17 lipca 2024

Hiszpania: katolicki działacz pomagał przezwyciężyć homoseksualizm. Ściga go prokuratura, biskup broni

(Zdjęcie ilustracyjne, Fot. Pavlína Matašovská / Pixabay )

W Hiszpanii trwa zażarta kampania medialna wymierzona w dyrektora diecezjalnego Centrum Duszpasterstwa Rodzin Archidiecezji Walencji. Odważny mężczyzna nie ugiął się pod presją poprawności politycznej i zapewniał wsparcie homoseksualistom, chcącym walczyć o powrót ich skłonności erotycznych na naturalne tory.

Ze względu na swoją posługę Federico M. V może teraz ponieść konsekwencje prawne. Prokuratura wszczęła przeciwko niemu postępowanie karne. W obronie katolickiego działacza wystąpił za to jeden z nielicznych konserwatywnych biskupów na Półwyspie Iberyjskim, zapewniając, że w jego posłudze nie było nic godnego potępienia.

Sprawa przewodniczącego duszpasterstwa rodzin diecezji Walencji wyszła na światło dzienne po tym, jak czterech byłych uczniów katolickiej szkoły Madre Josefa Campos w Alaquas, nieopodal trzeciego największego miasta na kontynencie ujawniło, że w ramach swojej religijnej służby mężczyzna wspomagał homoseksualistów, chcących przezwyciężyć zaburzenia orientacji seksualnej. Wbrew wszechobecnej propagandzie nauczyciel angielskiego wskazywał, że homoseksualne skłonności nie muszą naznaczać życia jego uczniów na zawsze.

Wesprzyj nas już teraz!

Według niektórych relacji katolicki działacz miał również proponować tym, z którymi współpracował podjęcie terapii konwersyjnej. Pod tym pojęciem kryje się zbiór nieakceptowanych przez psychologiczny establishment metod leczenia homoseksualizmu za pomocą dobrowolnie podejmowanej psychoterapii. Praktyka ta – zgodnie z roszczeniami poprawności politycznej – została zakazana prawnie na terenie Regionu Autonomicznego Walencji. Obecny porządek prawny sprawia, że nawet ci homoseksualiści, którzy chcieliby, aby ktoś z wykształceniem pomógł im pozbyć się nieakceptowanych skłonności, mają związane ręce. Władze dały się przekonać, że homoseksualizm to pełnowartościowa odmiana ludzkiej seksualności i chcą narzucić wszystkim konsekwentne wdrażanie tego przekonania w życie.

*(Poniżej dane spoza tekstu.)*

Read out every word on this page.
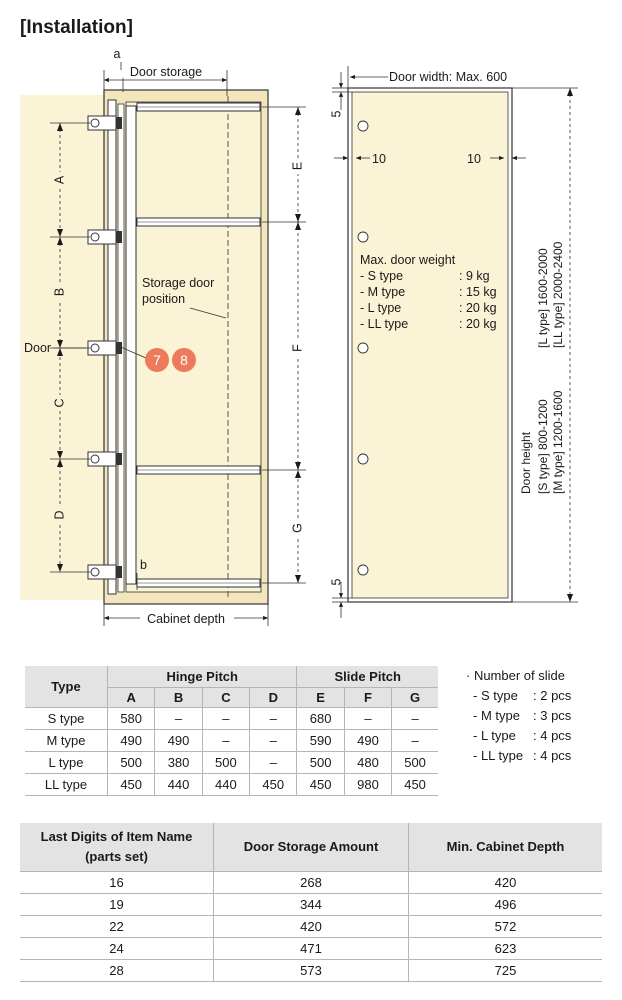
[Installation]
a
Door storage
A
B
C
D
Door
Storage door
position
7 8
b
E
F
G
Cabinet depth
Door width: Max. 600
5
10	10
Max. door weight
- S type	: 9 kg
- M type	: 15 kg
- L type	: 20 kg
- LL type	: 20 kg
5
[L type] 1600-2000 [LL type] 2000-2400
Door height [S type] 800-1200 [M type] 1200-1600
Type	Hinge Pitch				Slide Pitch		
	A	B	C	D	E	F	G
S type	580	–	–	–	680	–	–
M type	490	490	–	–	590	490	–
L type	500	380	500	–	500	480	500
LL type	450	440	440	450	450	980	450
· Number of slide
- S type : 2 pcs
- M type : 3 pcs
- L type : 4 pcs
- LL type : 4 pcs
Last Digits of Item Name
(parts set)	Door Storage Amount	Min. Cabinet Depth
16	268	420
19	344	496
22	420	572
24	471	623
28	573	725
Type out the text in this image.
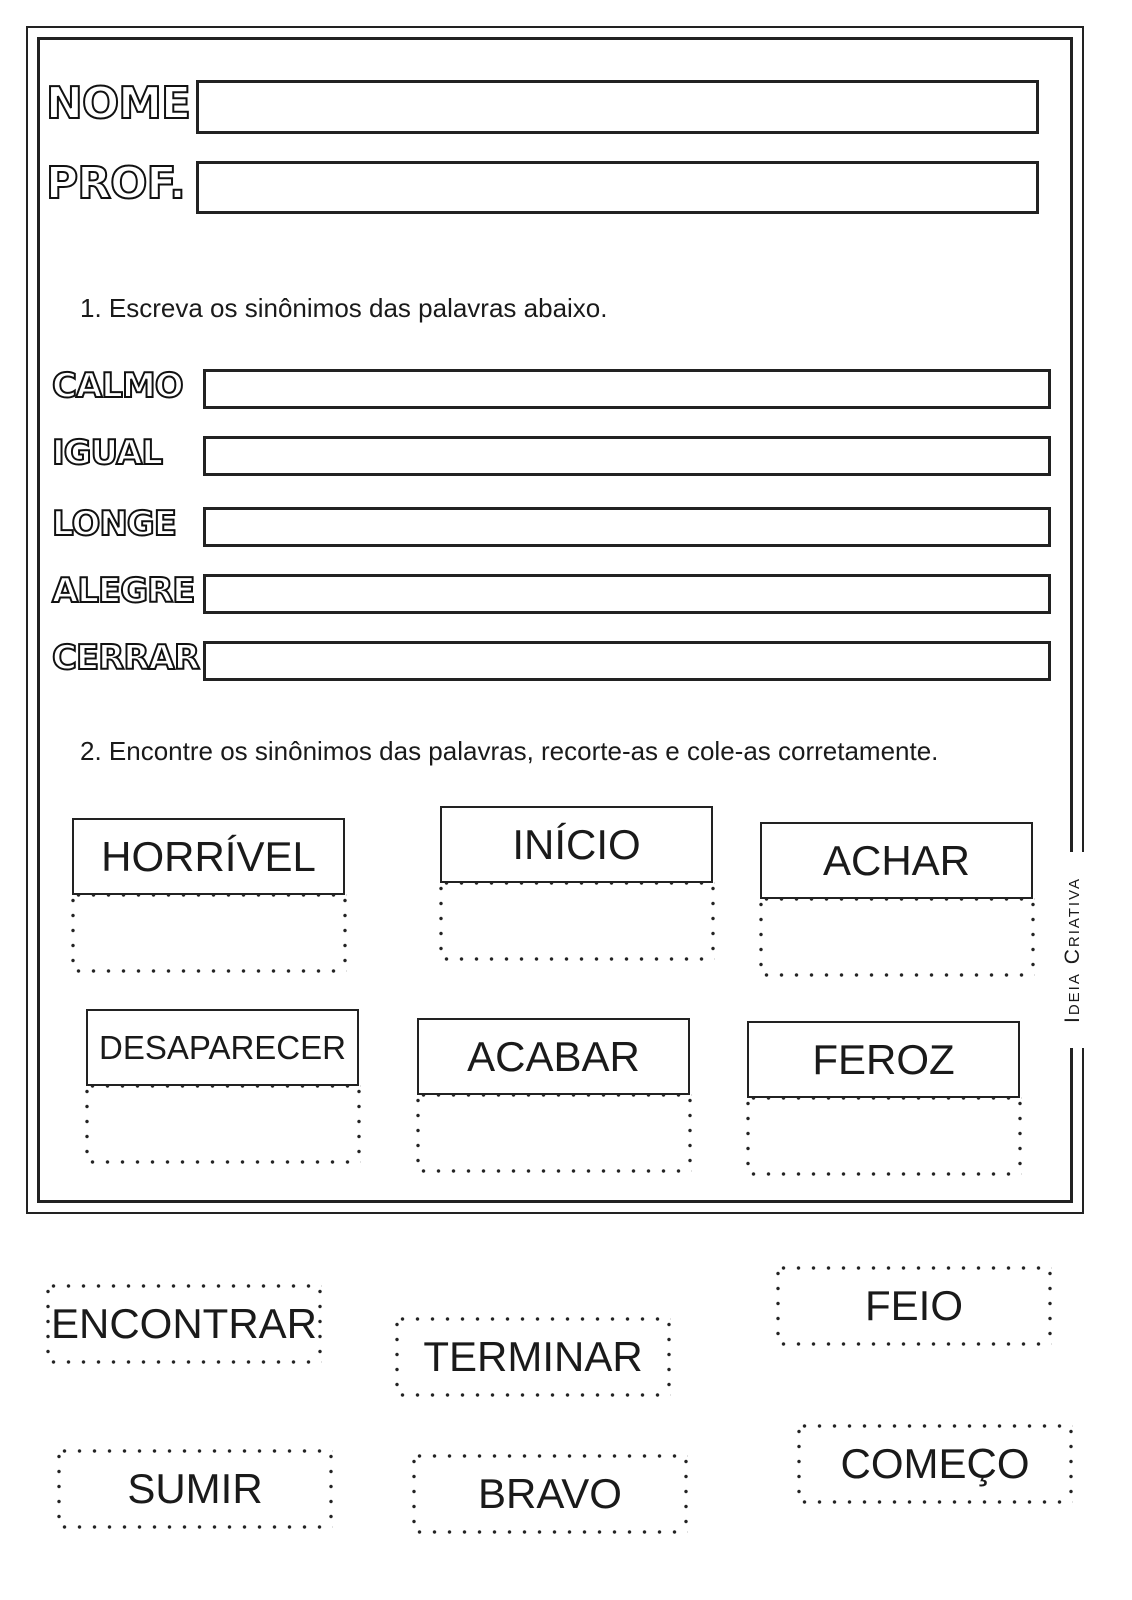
Ideia Criativa
NOME
PROF.
1. Escreva os sinônimos das palavras abaixo.
CALMO
IGUAL
LONGE
ALEGRE
CERRAR
2. Encontre os sinônimos das palavras, recorte-as e cole-as corretamente.
HORRÍVEL	INÍCIO	ACHAR
DESAPARECER	ACABAR	FEROZ
ENCONTRAR
TERMINAR
FEIO
SUMIR	BRAVO
COMEÇO
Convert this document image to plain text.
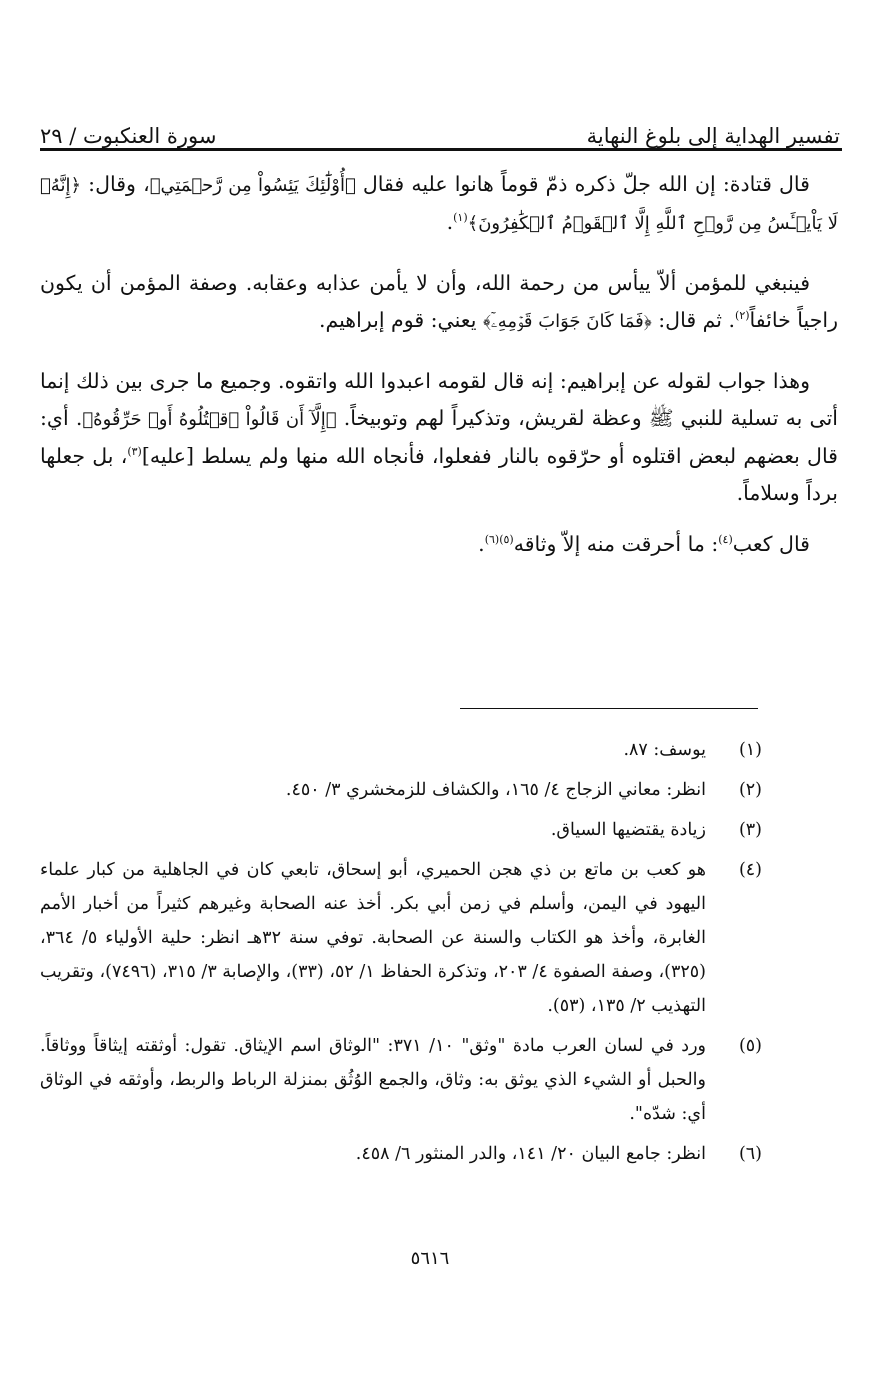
تفسير الهداية إلى بلوغ النهاية
سورة العنكبوت / ٢٩

قال قتادة: إن الله جلّ ذكره ذمّ قوماً هانوا عليه فقال ﴿أُوْلَٰٓئِكَ يَئِسُواْ مِن رَّحۡمَتِي﴾، وقال: ﴿إِنَّهُۥ لَا يَاْيۡـَٔسُ مِن رَّوۡحِ ٱللَّهِ إِلَّا ٱلۡقَوۡمُ ٱلۡكَٰفِرُونَ﴾$^{(١)}$.

فينبغي للمؤمن ألاّ ييأس من رحمة الله، وأن لا يأمن عذابه وعقابه. وصفة المؤمن أن يكون راجياً خائفاً$^{(٢)}$. ثم قال: ﴿فَمَا كَانَ جَوَابَ قَوۡمِهِۦٓ﴾ يعني: قوم إبراهيم.

وهذا جواب لقوله عن إبراهيم: إنه قال لقومه اعبدوا الله واتقوه. وجميع ما جرى بين ذلك إنما أتى به تسلية للنبي ﷺ وعظة لقريش، وتذكيراً لهم وتوبيخاً. ﴿إِلَّآ أَن قَالُواْ ٱقۡتُلُوهُ أَوۡ حَرِّقُوهُ﴾. أي: قال بعضهم لبعض اقتلوه أو حرّقوه بالنار ففعلوا، فأنجاه الله منها ولم يسلط [عليه]$^{(٣)}$، بل جعلها برداً وسلاماً.

قال كعب$^{(٤)}$: ما أحرقت منه إلاّ وثاقه$^{(٥)(٦)}$.

(١)
يوسف: ٨٧.
(٢)
انظر: معاني الزجاج ٤/ ١٦٥، والكشاف للزمخشري ٣/ ٤٥٠.
(٣)
زيادة يقتضيها السياق.
(٤)
هو كعب بن ماتع بن ذي هجن الحميري، أبو إسحاق، تابعي كان في الجاهلية من كبار علماء اليهود في اليمن، وأسلم في زمن أبي بكر. أخذ عنه الصحابة وغيرهم كثيراً من أخبار الأمم الغابرة، وأخذ هو الكتاب والسنة عن الصحابة. توفي سنة ٣٢هـ انظر: حلية الأولياء ٥/ ٣٦٤، (٣٢٥)، وصفة الصفوة ٤/ ٢٠٣، وتذكرة الحفاظ ١/ ٥٢، (٣٣)، والإصابة ٣/ ٣١٥، (٧٤٩٦)، وتقريب التهذيب ٢/ ١٣٥، (٥٣).
(٥)
ورد في لسان العرب مادة "وثق" ١٠/ ٣٧١: "الوثاق اسم الإيثاق. تقول: أوثقته إيثاقاً ووثاقاً. والحبل أو الشيء الذي يوثق به: وثاق، والجمع الوُثُق بمنزلة الرباط والربط، وأوثقه في الوثاق أي: شدّه".
(٦)
انظر: جامع البيان ٢٠/ ١٤١، والدر المنثور ٦/ ٤٥٨.
٥٦١٦
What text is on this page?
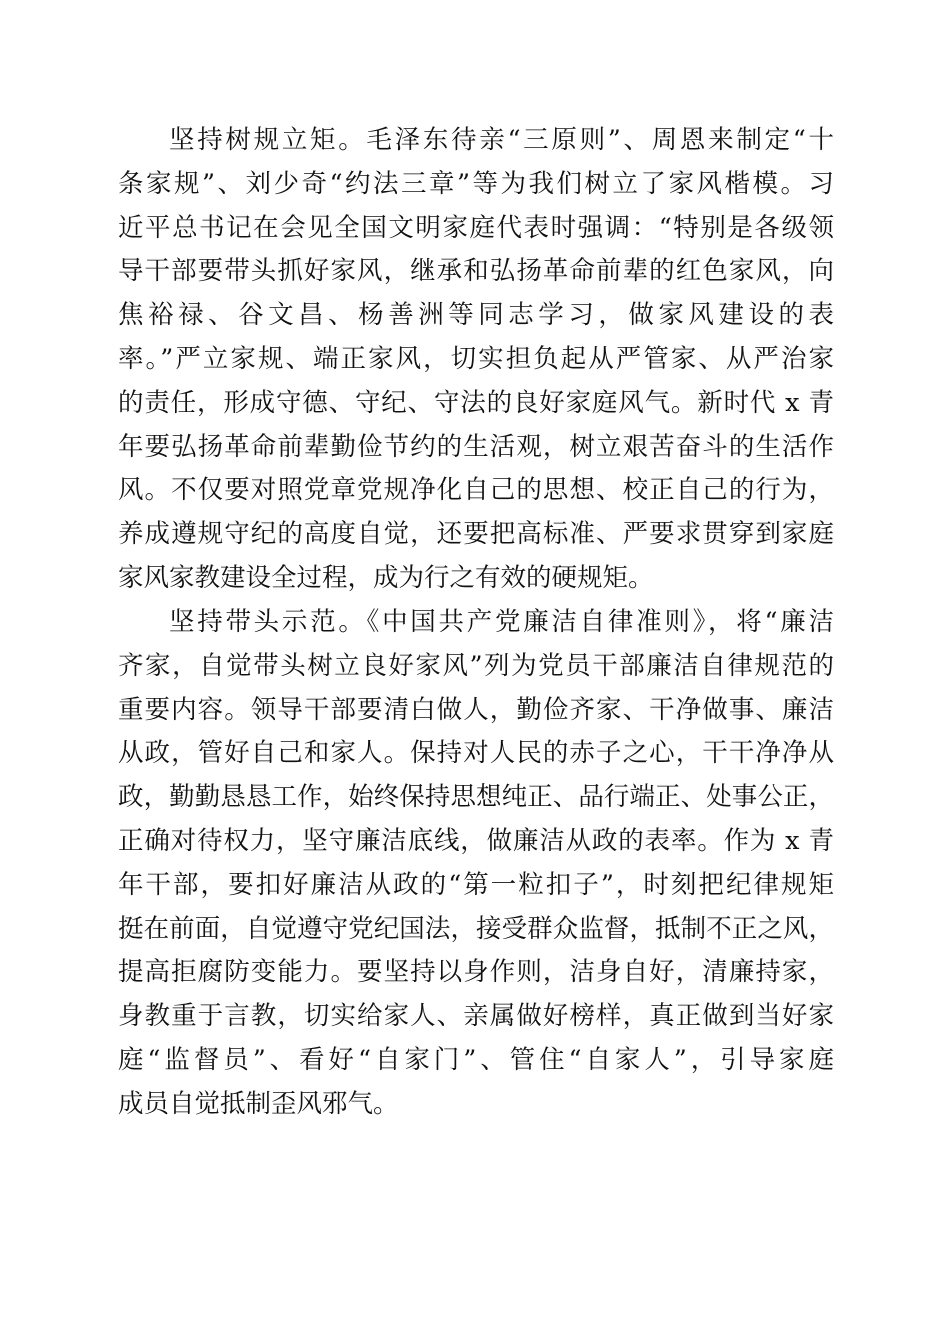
坚持树规立矩。毛泽东待亲“三原则”、周恩来制定“十
条家规”、刘少奇“约法三章”等为我们树立了家风楷模。习
近平总书记在会见全国文明家庭代表时强调：“特别是各级领
导干部要带头抓好家风，继承和弘扬革命前辈的红色家风，向
焦裕禄、谷文昌、杨善洲等同志学习，做家风建设的表
率。”严立家规、端正家风，切实担负起从严管家、从严治家
的责任，形成守德、守纪、守法的良好家庭风气。新时代 x 青
年要弘扬革命前辈勤俭节约的生活观，树立艰苦奋斗的生活作
风。不仅要对照党章党规净化自己的思想、校正自己的行为，
养成遵规守纪的高度自觉，还要把高标准、严要求贯穿到家庭
家风家教建设全过程，成为行之有效的硬规矩。
坚持带头示范。《中国共产党廉洁自律准则》，将“廉洁
齐家，自觉带头树立良好家风”列为党员干部廉洁自律规范的
重要内容。领导干部要清白做人，勤俭齐家、干净做事、廉洁
从政，管好自己和家人。保持对人民的赤子之心，干干净净从
政，勤勤恳恳工作，始终保持思想纯正、品行端正、处事公正，
正确对待权力，坚守廉洁底线，做廉洁从政的表率。作为 x 青
年干部，要扣好廉洁从政的“第一粒扣子”，时刻把纪律规矩
挺在前面，自觉遵守党纪国法，接受群众监督，抵制不正之风，
提高拒腐防变能力。要坚持以身作则，洁身自好，清廉持家，
身教重于言教，切实给家人、亲属做好榜样，真正做到当好家
庭“监督员”、看好“自家门”、管住“自家人”，引导家庭
成员自觉抵制歪风邪气。
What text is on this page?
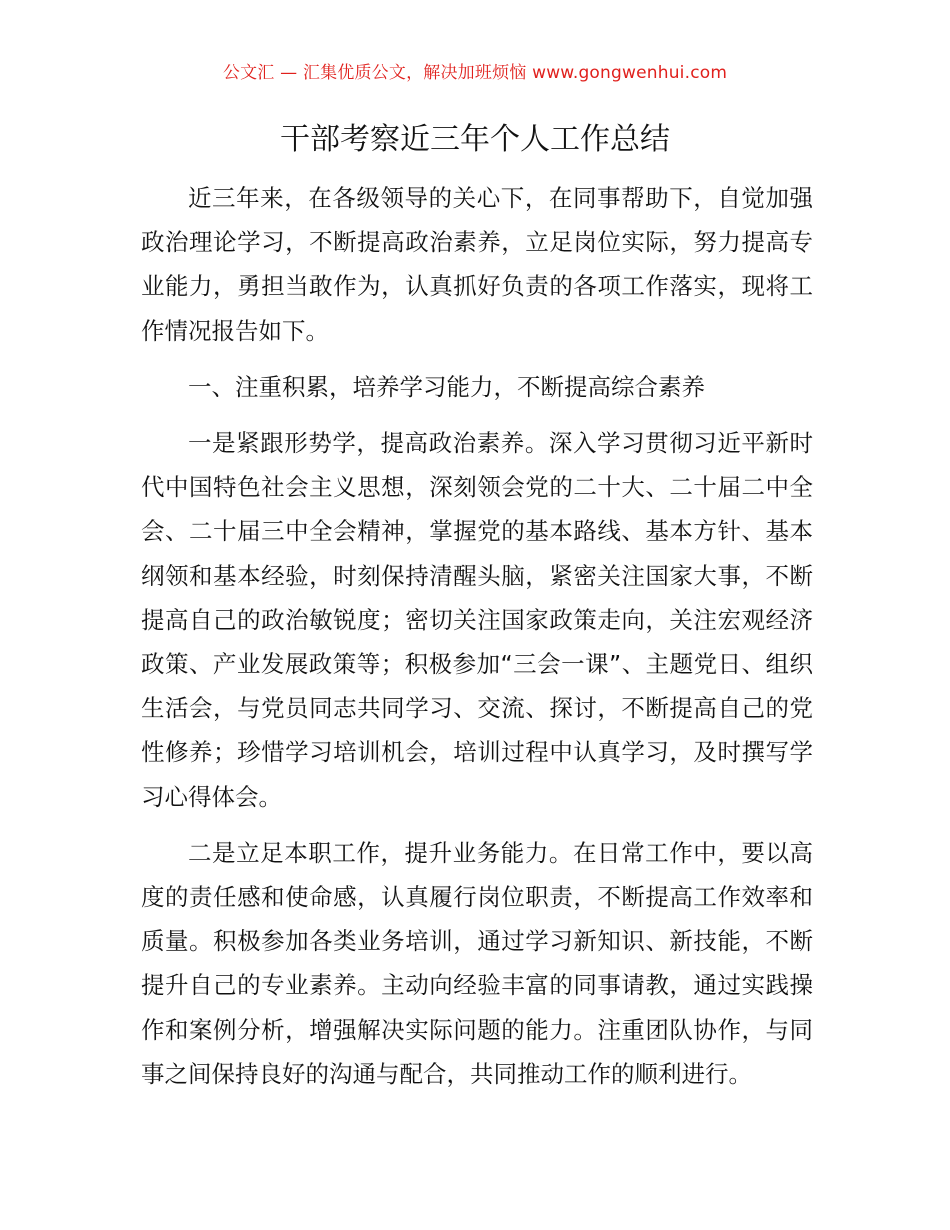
公文汇 — 汇集优质公文，解决加班烦恼 www.gongwenhui.com
干部考察近三年个人工作总结

近三年来，在各级领导的关心下，在同事帮助下，自觉加强政治理论学习，不断提高政治素养，立足岗位实际，努力提高专业能力，勇担当敢作为，认真抓好负责的各项工作落实，现将工作情况报告如下。

一、注重积累，培养学习能力，不断提高综合素养

一是紧跟形势学，提高政治素养。深入学习贯彻习近平新时代中国特色社会主义思想，深刻领会党的二十大、二十届二中全会、二十届三中全会精神，掌握党的基本路线、基本方针、基本纲领和基本经验，时刻保持清醒头脑，紧密关注国家大事，不断提高自己的政治敏锐度；密切关注国家政策走向，关注宏观经济政策、产业发展政策等；积极参加“三会一课”、主题党日、组织生活会，与党员同志共同学习、交流、探讨，不断提高自己的党性修养；珍惜学习培训机会，培训过程中认真学习，及时撰写学习心得体会。

二是立足本职工作，提升业务能力。在日常工作中，要以高度的责任感和使命感，认真履行岗位职责，不断提高工作效率和质量。积极参加各类业务培训，通过学习新知识、新技能，不断提升自己的专业素养。主动向经验丰富的同事请教，通过实践操作和案例分析，增强解决实际问题的能力。注重团队协作，与同事之间保持良好的沟通与配合，共同推动工作的顺利进行。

Toteż, gdy doniesienia czterech byłych uczniów wyszły na jaw, działaczem zainteresowała się prokuratura, podejrzewając go o prowadzenie zakazanych praktyk. Objęty działaniami organów ścigania mężczyzna od dekad przewodził instytucjom takim jak diecezjalne centrum duszpasterstwa rodzin, czy Katolickie Stowarzyszenie Nauczycieli. Teraz grozi mu proces i prawne konsekwencje za rzekome prowadzenie terapii konwersyjnej.

Prócz licznych oskarżycieli zaangażowany katolicki nauczyciel znalazł również i obrońcę. Przeciwko odium, jakie wylało się na Federico M. V wystąpił ordynariusz diecezji Orihuela-Alicante. W swoim programie, emitowanym na antenie hiszpańskojęzycznego Radia Maria, duchowny podkreślał, że z jednej strony oskarżony nie prowadził żadnej formy terapii psychologicznej – z drugiej zaś, że zakaz dobrowolnego leczenia homoseksualizmu jest niesprawiedliwy.  

– Dozwolona jest zmiana płci, dla każdego, kto zechce, zakładająca środki hormonalne i operacje chirurgiczne, ale ściga się prawnie każdego, kto chce dobrowolnie poddać się terapii psychologicznej, aby zmienić swoją homoseksualną orientację – zwracał uwagę hiszpański biskup.

Hierarcha przypominał również wyniki badań, według których brakuje dowodów na to, by terapie konwersyjne były szkodliwe dla podejmujących je pacjentów. Próbuje się ich zakazać na podstawie ideologicznych manipulacji, by na dobre wykluczyć możliwość przeciwstawiania się homoseksualistów ich niechcianym skłonnościom. To niesprawiedliwe ustawodawstwo, które narusza konieczne wolności, mówił ordynariusz.

Jak dodawał apostolski następca, oskarżenia wobec nauczyciela o prowadzenie terapii konwersyjnych są wyssane z palca. Nie miał on bowiem kwalifikacji psychologicznych i nie podejmował się procesu terapeutycznego. – Oskarżenie o to, że prowadził terapie konwersyjne jest fałszywe. Nie jest terapeutą, po prostu towarzyszył duchowo osobom ze zranieniami, włącznie ze skłonnościami homoseksualnymi – uważa duchowny. – Mówię to, bo wiem – podkreślał bp Munilla.

Zdaniem hierarchy ścigany przez prokuraturę działacz „nie czynił nic poza tym, co powinien. Pomagał”. Według bp Munilli trwająca nagonka na przewodniczącego duszpasterstwa rodzin ma „zasiać strach” i zniechęcić wiernych do wsparcia osób homoseksualnych na drodze do odzyskania wewnętrznego uporządkowania. Przepisy o terapii konwersyjnej zostały w tym wypadku użyte instrumentalnie, sądzi duchowny.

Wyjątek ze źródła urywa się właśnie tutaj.